WASHINGTON – The number of Americans applying for unemployment benefits fell last week by 14,000 to 385,000, more evidence that the economy and the job market are rebounding briskly from the coronavirus recession.
The Labor Department reported Thursday that unemployment claims – a proxy for layoffs – dropped last week from a revised 399,000 the week before. The applications have more or less fallen steadily since topping 900,000 in early January. Still, they remain high by historic levels: Before the pandemic slammed the United States in March 2020, they were coming in at around 220,000 a week.
Since cratering in the spring of 2020, the U.S. economy has bounded back as the rollout of vaccines encourages businesses to reopen or return to normal operating hours and consumers to return to shops, restaurants and bars.
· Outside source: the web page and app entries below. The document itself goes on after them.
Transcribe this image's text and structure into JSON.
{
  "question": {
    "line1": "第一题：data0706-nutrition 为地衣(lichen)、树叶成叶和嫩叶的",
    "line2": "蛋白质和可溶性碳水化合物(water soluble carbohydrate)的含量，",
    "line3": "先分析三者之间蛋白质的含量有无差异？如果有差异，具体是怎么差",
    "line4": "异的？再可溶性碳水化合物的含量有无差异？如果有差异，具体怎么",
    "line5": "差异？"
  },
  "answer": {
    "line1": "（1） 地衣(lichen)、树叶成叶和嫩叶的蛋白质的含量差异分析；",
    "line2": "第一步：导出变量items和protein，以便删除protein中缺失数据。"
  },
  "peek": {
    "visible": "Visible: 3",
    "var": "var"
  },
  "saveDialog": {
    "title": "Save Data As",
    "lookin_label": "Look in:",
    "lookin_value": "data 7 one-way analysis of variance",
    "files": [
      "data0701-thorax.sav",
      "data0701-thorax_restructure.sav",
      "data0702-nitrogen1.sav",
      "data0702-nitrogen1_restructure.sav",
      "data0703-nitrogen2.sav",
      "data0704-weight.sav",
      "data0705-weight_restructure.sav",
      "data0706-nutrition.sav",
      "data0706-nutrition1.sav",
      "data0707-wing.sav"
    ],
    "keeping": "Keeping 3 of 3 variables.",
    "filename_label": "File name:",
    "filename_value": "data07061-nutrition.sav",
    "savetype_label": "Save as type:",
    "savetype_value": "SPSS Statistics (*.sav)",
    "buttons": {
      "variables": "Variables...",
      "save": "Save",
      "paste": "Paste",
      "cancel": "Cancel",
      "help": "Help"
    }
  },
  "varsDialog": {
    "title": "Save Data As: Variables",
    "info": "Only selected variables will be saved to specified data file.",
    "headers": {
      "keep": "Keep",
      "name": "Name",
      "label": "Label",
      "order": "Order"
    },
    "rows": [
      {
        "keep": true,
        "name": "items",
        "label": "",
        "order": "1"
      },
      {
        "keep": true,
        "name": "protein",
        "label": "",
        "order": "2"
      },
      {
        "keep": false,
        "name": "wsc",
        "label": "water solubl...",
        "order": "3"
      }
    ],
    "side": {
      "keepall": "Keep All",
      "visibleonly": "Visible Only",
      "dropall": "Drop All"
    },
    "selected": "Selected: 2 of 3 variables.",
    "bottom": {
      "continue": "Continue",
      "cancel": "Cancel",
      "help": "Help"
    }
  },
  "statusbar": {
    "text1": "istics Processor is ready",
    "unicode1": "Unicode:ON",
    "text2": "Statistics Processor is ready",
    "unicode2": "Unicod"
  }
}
The United States has been adding more than 540,000 jobs a month this year, and the Labor Department’s July jobs report out Friday is expected to show it tacked on nearly 863,000 more last month, according to a survey of economists by the data firm FactSet.
The U.S. economy is still 6.8 million jobs short of where it stood in February 2020.
Companies are posting job openings – a record 9.2 million in May – faster than applicants are showing up to fill them. Many states have responded to business complaints of a labor shortage by ending expanded federal unemployment benefits meant to ease financial strains from the health crisis, including an extra $300 a week on top of traditional state benefits. The federal benefits are scheduled to expire nationwide Sept. 6.
Altogether, 13 million Americans were receiving some type of unemployment aid the week of July 17, down from 13.2 million the previous week and 32 million a year earlier.
The health crisis isn’t over. COVID-19 cases are rising as the highly contagious delta variant spreads, largely among the unvaccinated. The United States is reporting an average of more than 70,000 new cases a day, up from fewer than 12,000 a day in late June.
So far, the uptick in cases hasn’t had noticeable economic consequences. “The surge in COVID cases related to the delta variant is unlikely to cause a renewed spike in joblessness as there have been few shutdowns so far,” Contingent Macro Advisors said in a research note.